HACKER Q&A
📣 ahmadassaf

Would you rather optimise for quality or delivery?


Hello all,

> I did not mean for the title to be a "click bait" but rather tried to sum my question to fit into the title's limit

I was part of an interesting discussion today across our Engineering organisation where we debated applying strict standards (tools, code styles, deployment methods, etc.) across the engineering teams. I can see lots of value to have guidelines and standards from promoting a sense of unity, maintainability, code reuse, etc. On the other hand, I can see how teams (especially those who have not participated in creating those standards) see these imposed standards as bottlenecks which will only slow them down into achieving their goals and ultimately decide not to follow them.
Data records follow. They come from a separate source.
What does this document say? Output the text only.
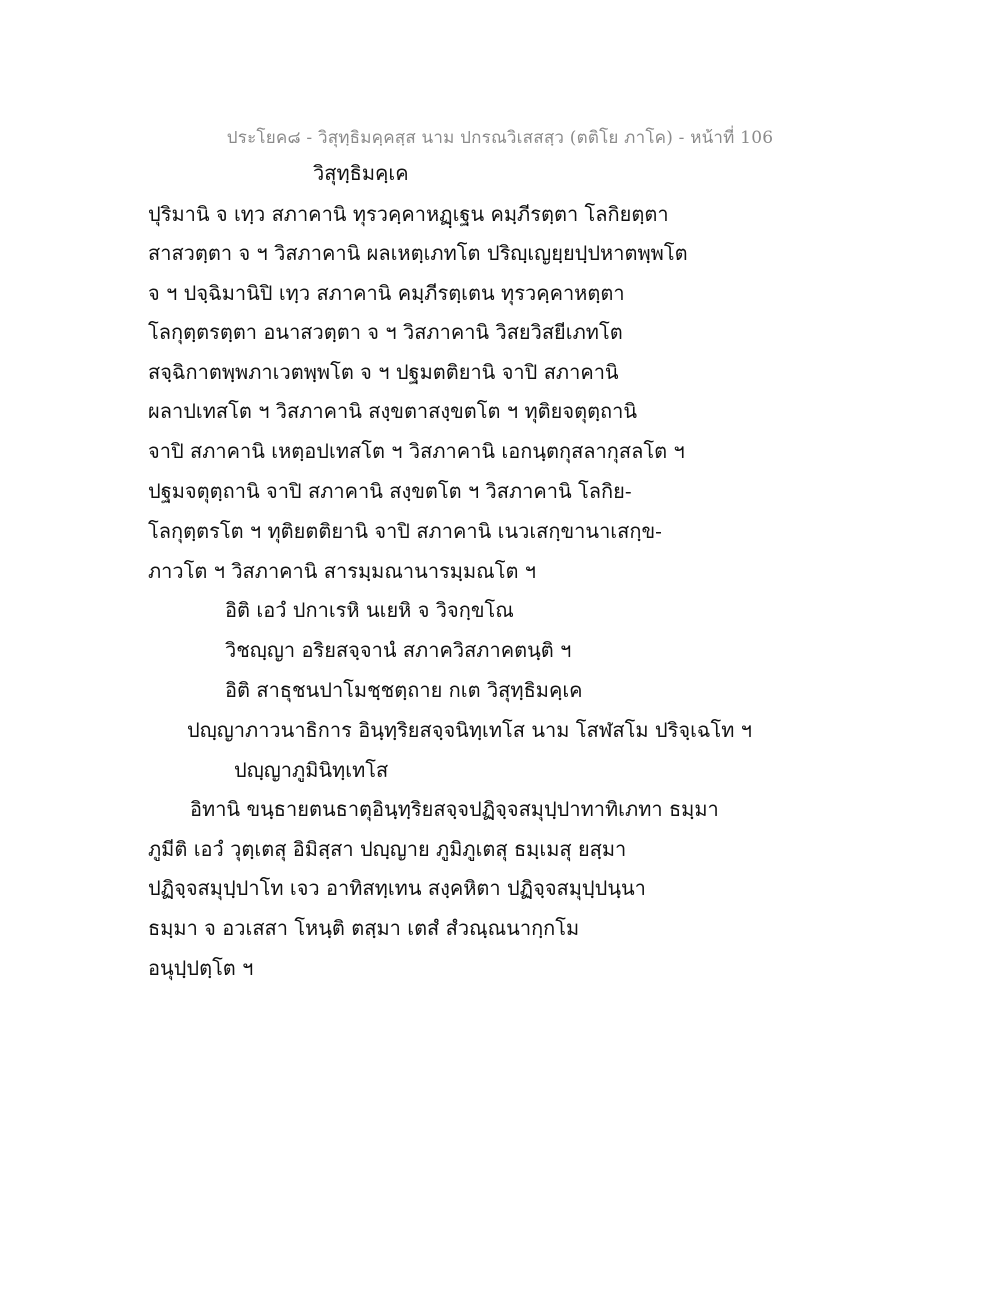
ประโยค๘ - วิสุทฺธิมคฺคสฺส นาม ปกรณวิเสสสฺว (ตติโย ภาโค) - หน้าที่ 106
วิสุทฺธิมคฺเค
ปุริมานิ จ เทฺว สภาคานิ ทุรวคฺคาหฏฺเฐน คมฺภีรตฺตา โลกิยตฺตา
สาสวตฺตา จ ฯ วิสภาคานิ ผลเหตฺเภทโต ปริญฺเญยฺยปฺปหาตพฺพโต
จ ฯ ปจฺฉิมานิปิ เทฺว สภาคานิ คมฺภีรตฺเตน ทุรวคฺคาหตฺตา
โลกุตฺตรตฺตา อนาสวตฺตา จ ฯ วิสภาคานิ วิสยวิสยีเภทโต
สจฺฉิกาตพฺพภาเวตพฺพโต จ ฯ ปฐมตติยานิ จาปิ สภาคานิ
ผลาปเทสโต ฯ วิสภาคานิ สงฺขตาสงฺขตโต ฯ ทุติยจตุตฺถานิ
จาปิ สภาคานิ เหตฺอปเทสโต ฯ วิสภาคานิ เอกนฺตกุสลากุสลโต ฯ
ปฐมจตุตฺถานิ จาปิ สภาคานิ สงฺขตโต ฯ วิสภาคานิ โลกิย-
โลกุตฺตรโต ฯ ทุติยตติยานิ จาปิ สภาคานิ เนวเสกฺขานาเสกฺข-
ภาวโต ฯ วิสภาคานิ สารมฺมณานารมฺมณโต ฯ
อิติ เอวํ ปกาเรหิ นเยหิ จ วิจกฺขโณ
วิชญฺญา อริยสจฺจานํ สภาควิสภาคตนฺติ ฯ
อิติ สาธุชนปาโมชฺชตฺถาย กเต วิสุทฺธิมคฺเค
ปญฺญาภาวนาธิการ อินฺทฺริยสจฺจนิทฺเทโส นาม โสฬสโม ปริจฺเฉโท ฯ
ปญฺญาภูมินิทฺเทโส
อิทานิ ขนฺธายตนธาตุอินฺทฺริยสจฺจปฏิจฺจสมุปฺปาทาทิเภทา ธมฺมา
ภูมีติ เอวํ วุตฺเตสุ อิมิสฺสา ปญฺญาย ภูมิภูเตสุ ธมฺเมสุ ยสฺมา
ปฏิจฺจสมุปฺปาโท เจว อาทิสทฺเทน สงฺคหิตา ปฏิจฺจสมุปฺปนฺนา
ธมฺมา จ อวเสสา โหนฺติ ตสฺมา เตสํ สํวณฺณนากฺกโม
อนุปฺปตฺโต ฯ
This becomes apparent especially with the rising trend of "you build it, you ship it you own it" where teams are encouraged to own their code from the "inception" point up to the deployment bit. Teams start to find what works best for them and might ignore completely anything put in place in favour of being agile, fast and modern (use the coolest and latest tech).

I am wondering what the larger engineering community feel and if there are any best practices or pieces of advice that people can share especially when applying to a growing engineering organisation.


  👤 oatmealsnap Accepted Answer ✓
Code for the developer that comes after you, not for yourself.

If you’re going to implement a coding style, make it easy to follow. Provide a linter that works with multiple editors, and that can automatically fix common problems or design choices.

If the project is intended to be short-lived or you know for a fact your won’t update it after two years, then who cares. Try something new or get it done quick and dirty.

Pick the right tools and methods for the job, and make sure those methods decrease friction with your team (communicate and get feedback often).